Dr. King wanted to eliminate poverty in the United States; he was fighting for economic justice before he got shot in Memphis. And Dr. King rejected violence; like the many killings and lynchings and assassinations (too many) that occurred all over the South up until the 1990s (too recent), most of which are still, to this day, unsolved. Those martyrs are remembered at the Civil Rights Memorial on Washington Avenue.

I understand that a message of unity is important for Alabamians. As an outsider, I want to believe that many people of goodwill have tried to heal social scars, perhaps through reconciliatory politics. Bentley, too, said he will be the governor of all Alabamians, although I highly doubt you can do that in a state where social inequality is so tangible.

I hope Gov. Bentley won't forget the children of his state, their health and education. I hope he will be reminded, instead, that counties are different in Alabama and that different communities have different needs. Some definitely more urgent than others.
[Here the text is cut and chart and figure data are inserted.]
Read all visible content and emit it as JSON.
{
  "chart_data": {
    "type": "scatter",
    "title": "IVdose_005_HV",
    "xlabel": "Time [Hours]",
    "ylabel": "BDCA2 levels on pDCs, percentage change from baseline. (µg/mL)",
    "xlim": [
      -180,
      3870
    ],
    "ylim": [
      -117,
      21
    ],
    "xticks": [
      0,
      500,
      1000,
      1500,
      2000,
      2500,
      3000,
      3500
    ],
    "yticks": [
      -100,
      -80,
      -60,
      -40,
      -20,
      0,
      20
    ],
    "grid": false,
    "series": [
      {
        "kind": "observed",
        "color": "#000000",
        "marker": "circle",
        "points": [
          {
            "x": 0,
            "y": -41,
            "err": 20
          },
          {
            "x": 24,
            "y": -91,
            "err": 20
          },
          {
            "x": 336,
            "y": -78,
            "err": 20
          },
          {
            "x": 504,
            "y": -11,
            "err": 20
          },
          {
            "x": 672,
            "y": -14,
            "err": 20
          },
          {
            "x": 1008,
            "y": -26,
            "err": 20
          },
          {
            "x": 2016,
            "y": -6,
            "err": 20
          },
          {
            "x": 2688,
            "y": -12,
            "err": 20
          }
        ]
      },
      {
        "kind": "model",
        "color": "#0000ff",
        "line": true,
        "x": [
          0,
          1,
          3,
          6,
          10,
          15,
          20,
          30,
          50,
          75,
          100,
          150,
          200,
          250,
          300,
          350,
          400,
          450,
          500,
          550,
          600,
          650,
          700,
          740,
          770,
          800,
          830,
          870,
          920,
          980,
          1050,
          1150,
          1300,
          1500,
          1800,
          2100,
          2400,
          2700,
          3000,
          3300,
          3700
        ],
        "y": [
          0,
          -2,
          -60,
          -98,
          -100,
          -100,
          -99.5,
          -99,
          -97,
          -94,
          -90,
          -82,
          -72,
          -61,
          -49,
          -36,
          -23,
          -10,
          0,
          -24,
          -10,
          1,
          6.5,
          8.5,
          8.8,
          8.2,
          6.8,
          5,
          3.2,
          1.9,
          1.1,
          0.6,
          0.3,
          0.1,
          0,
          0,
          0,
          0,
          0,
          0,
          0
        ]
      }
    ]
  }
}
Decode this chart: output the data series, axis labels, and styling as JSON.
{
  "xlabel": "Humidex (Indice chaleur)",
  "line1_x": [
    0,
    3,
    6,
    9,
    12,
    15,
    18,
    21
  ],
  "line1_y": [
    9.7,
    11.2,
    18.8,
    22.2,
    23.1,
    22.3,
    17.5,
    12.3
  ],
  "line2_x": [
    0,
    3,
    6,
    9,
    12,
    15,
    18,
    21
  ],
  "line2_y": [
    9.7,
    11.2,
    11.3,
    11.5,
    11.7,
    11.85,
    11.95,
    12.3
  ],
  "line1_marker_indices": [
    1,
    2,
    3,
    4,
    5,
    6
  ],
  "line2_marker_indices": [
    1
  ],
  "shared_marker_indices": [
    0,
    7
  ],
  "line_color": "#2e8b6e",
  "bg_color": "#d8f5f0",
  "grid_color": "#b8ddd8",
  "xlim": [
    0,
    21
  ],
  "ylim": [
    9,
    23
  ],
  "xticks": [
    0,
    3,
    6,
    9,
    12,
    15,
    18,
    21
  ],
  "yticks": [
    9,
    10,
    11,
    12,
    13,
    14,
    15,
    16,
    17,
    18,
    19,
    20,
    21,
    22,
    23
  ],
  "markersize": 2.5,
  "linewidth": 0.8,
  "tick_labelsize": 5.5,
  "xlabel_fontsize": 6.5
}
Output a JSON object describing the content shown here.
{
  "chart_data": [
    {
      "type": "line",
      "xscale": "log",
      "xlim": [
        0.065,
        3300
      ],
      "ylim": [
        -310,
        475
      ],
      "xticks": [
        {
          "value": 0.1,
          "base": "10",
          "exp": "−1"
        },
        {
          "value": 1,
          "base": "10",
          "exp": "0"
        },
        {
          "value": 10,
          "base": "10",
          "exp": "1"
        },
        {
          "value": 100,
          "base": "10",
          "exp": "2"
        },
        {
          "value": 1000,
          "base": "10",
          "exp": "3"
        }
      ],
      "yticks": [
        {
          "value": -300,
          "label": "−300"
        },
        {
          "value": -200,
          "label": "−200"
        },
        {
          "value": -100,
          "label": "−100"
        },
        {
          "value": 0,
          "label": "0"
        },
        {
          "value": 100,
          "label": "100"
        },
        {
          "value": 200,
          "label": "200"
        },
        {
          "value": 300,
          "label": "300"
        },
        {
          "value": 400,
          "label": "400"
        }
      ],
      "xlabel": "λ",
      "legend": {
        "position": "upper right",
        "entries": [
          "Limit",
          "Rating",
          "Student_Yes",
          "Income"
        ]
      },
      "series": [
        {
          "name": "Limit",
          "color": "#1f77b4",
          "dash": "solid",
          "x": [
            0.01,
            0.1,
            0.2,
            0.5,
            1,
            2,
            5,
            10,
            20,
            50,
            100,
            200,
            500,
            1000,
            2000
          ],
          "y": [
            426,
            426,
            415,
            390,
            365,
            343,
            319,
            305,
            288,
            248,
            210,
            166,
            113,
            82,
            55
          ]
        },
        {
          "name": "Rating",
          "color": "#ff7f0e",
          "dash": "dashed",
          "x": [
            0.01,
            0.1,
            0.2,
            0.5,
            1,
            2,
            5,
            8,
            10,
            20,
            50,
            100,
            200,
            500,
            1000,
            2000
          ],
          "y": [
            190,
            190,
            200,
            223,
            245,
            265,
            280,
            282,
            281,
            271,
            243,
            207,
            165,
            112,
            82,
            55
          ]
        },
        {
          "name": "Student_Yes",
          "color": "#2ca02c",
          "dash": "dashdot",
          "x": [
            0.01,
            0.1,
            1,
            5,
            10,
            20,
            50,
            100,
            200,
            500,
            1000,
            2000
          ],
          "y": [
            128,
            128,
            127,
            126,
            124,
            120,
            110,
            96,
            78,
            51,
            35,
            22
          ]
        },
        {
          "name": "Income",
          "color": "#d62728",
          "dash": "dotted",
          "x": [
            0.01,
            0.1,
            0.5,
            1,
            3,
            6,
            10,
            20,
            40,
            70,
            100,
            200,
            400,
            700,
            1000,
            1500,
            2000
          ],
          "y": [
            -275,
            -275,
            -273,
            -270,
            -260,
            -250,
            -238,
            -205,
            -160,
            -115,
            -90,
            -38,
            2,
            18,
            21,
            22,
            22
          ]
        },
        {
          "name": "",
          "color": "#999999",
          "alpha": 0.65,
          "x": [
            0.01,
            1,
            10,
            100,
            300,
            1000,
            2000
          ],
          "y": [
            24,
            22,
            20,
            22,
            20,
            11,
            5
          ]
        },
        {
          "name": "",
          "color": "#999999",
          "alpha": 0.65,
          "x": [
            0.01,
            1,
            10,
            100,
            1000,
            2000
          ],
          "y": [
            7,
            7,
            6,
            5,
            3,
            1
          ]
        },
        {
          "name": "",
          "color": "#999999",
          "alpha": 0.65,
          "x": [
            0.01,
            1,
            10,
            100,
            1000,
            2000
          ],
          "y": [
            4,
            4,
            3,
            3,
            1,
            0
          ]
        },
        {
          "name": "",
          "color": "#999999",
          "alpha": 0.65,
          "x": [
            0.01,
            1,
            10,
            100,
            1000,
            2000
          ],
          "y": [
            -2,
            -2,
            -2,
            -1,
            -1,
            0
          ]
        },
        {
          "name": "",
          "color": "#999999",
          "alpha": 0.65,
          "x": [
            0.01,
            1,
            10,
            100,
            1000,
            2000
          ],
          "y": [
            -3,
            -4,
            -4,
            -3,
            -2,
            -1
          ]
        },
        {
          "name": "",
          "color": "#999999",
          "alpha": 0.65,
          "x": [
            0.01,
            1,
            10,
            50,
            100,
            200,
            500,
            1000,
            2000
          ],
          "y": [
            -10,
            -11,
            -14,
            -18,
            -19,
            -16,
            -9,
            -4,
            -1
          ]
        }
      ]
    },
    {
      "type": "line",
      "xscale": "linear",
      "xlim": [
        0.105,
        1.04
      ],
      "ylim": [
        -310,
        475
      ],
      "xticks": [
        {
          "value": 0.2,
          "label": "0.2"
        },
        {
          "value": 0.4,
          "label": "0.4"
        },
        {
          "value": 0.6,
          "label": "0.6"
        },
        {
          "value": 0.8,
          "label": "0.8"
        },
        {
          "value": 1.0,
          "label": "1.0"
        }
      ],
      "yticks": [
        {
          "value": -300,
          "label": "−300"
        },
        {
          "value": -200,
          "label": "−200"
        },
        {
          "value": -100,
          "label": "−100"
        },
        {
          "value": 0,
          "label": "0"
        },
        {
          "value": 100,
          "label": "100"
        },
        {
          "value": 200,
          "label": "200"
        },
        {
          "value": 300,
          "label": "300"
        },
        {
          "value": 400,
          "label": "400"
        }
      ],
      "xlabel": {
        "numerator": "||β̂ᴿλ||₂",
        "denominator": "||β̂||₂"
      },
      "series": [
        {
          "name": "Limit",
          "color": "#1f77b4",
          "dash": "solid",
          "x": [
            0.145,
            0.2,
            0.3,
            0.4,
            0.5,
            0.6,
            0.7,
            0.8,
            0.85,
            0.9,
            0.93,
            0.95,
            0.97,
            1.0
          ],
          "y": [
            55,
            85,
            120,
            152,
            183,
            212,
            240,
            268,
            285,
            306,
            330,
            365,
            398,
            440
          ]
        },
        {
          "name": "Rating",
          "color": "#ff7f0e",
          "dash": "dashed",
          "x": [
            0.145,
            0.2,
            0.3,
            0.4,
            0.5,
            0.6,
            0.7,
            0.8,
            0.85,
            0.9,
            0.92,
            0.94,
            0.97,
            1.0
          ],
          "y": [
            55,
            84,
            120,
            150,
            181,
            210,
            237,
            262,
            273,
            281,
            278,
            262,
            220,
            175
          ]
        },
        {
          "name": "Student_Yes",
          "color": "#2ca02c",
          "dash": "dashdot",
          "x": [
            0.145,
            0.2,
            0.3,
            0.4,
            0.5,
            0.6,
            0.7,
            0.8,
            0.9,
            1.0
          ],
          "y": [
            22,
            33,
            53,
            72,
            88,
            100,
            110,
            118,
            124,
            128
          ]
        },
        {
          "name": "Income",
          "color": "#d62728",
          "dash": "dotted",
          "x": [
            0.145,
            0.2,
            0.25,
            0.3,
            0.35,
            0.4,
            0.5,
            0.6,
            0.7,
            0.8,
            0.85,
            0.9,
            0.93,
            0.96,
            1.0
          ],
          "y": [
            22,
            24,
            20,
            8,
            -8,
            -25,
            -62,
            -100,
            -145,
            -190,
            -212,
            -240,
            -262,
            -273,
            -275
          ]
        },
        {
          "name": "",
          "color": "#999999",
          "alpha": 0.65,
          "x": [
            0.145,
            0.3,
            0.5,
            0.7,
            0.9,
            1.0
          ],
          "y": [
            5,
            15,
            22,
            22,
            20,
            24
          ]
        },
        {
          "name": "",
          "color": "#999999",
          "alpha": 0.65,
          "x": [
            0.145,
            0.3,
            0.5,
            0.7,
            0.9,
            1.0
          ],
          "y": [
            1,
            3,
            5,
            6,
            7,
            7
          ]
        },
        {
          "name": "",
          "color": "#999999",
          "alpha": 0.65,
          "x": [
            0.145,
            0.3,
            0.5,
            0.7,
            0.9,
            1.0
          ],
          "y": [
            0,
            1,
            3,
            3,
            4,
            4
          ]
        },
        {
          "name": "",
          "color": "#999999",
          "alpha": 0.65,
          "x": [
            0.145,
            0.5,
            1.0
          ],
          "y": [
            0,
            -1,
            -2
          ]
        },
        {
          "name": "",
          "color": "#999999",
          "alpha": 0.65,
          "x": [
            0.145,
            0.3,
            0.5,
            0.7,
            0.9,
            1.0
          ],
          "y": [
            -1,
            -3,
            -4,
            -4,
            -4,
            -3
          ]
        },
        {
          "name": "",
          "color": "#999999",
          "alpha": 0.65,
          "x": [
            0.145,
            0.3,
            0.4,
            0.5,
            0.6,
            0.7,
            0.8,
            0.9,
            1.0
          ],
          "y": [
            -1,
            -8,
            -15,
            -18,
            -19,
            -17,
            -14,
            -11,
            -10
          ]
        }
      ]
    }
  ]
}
They are not all the same as the governor suggested today, and his attention to them shouldn't be equal. Because, as Dr. King wrote from a jail in Birmingham in 1963, "Injustice anywhere is a threat to justice everywhere." So it won't be by protecting the privileges of the few (chosen Christians) that we're making this state and the world a safer place.

Right after the speech, Bentley's communications director, Rebekah Caldwell Mason, was called to rectify: "He is the governor of all the people, Christians, non-Christians alike." As his first public appearance as governor, Bentley did anything but impress me.

The Black woman who was sitting next to me in church asked me if I could e-mail her the pictures of the governor. She had forgotten her camera, she said, and even offered me money for the photo. I hope Gov. Bentley won't disappoint her too much after all.